The man: "I will say the one thing I remember about Trevor is that when he became the closer, anytime he had a save, whether he blew the save or got the save -- and obviously he got the save a lot more often -- he always sat in the dugout by himself for about five minutes after the game to kind of decompress. I guess he had to kind of let the adrenaline out," Ausmus said.
Today: Ausmus, 45, is the first-year manager of the Detroit Tigers after spending three seasons as a special assistant in baseball operations for San Diego.
Carlos Hernandez, San Diego Padres, 1997-98, 2000
The game: More like, the games -- the entire 1998 season, that magical season where the Padres ran off with the NL West title and through the Braves in the playoffs, before eventually losing to the Yankees in the World Series, their last appearance in the Fall Classic.
Of all of Hoffman's 18 seasons in the big leagues, this might have been his best, as he led baseball with 53 saves (in 54 opportunities, no less), had a 1.48 ERA and finished second to Tom Glavine in the NL Cy Young Award vote.
"He was the king of the mountain," Hernandez said.
Hernandez, who saw Hoffman from the other side as a member of the Dodgers for parts of seven seasons from 1990-96, preferred his vantage point behind the plate, instead of attempting to square up on the closer's changeup, a pitch Hoffman leaned on heavily after shoulder surgery in 1995.

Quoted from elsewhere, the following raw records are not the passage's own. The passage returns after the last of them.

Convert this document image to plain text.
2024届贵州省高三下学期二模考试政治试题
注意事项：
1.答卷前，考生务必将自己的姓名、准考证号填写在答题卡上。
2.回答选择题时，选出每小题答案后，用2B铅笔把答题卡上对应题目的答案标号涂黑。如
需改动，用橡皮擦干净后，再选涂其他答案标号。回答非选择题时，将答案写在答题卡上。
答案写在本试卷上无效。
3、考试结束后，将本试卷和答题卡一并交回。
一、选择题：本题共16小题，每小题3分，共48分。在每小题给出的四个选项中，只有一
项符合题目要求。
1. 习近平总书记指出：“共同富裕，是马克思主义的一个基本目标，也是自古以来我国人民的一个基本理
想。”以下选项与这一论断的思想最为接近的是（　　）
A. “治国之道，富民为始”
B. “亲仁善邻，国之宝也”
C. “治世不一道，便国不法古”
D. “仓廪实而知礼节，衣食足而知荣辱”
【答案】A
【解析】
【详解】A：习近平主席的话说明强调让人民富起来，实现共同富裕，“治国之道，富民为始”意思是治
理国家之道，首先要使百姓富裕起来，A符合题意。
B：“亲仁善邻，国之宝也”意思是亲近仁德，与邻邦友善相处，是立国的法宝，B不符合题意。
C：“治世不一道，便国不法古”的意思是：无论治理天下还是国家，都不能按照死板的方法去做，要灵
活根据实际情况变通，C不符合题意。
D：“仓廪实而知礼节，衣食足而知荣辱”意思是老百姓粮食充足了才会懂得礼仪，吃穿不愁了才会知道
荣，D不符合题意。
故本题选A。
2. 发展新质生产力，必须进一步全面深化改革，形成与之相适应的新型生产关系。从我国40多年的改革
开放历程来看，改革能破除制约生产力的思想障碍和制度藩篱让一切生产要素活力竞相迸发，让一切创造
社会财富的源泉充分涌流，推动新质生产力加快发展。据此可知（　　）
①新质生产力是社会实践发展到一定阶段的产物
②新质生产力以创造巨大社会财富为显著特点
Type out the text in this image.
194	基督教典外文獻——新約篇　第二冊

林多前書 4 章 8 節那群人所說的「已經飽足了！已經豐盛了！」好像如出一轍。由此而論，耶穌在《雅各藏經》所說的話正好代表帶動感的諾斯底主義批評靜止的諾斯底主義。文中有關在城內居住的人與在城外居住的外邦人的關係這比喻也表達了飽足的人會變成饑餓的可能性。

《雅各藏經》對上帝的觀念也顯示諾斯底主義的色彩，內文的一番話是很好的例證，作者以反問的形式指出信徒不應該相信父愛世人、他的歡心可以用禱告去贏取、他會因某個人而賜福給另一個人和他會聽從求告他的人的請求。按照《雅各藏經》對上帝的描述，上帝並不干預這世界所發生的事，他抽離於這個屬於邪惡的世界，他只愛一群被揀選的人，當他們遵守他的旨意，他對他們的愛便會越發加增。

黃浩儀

"[Hoffman] was so easy to catch, but he was one of the most difficult pitchers to hit," Hernandez said. "That four-seamer, you couldn't hit it. And if the count got to 3-2, 2-2, 1-1, then that was changeup time. And if you got that, forget it."
The man: "That season  was so unbelievable for me and everyone … going to the World Series. We put everything together. Trevor was so good for us. And he was always so positive. I'm so happy I got to play with him and be his teammate," Hernandez said.
Today: Hernandez, 47, calls Padres games with Eduardo Ortega on the Spanish broadcast for FOX Sports San Diego.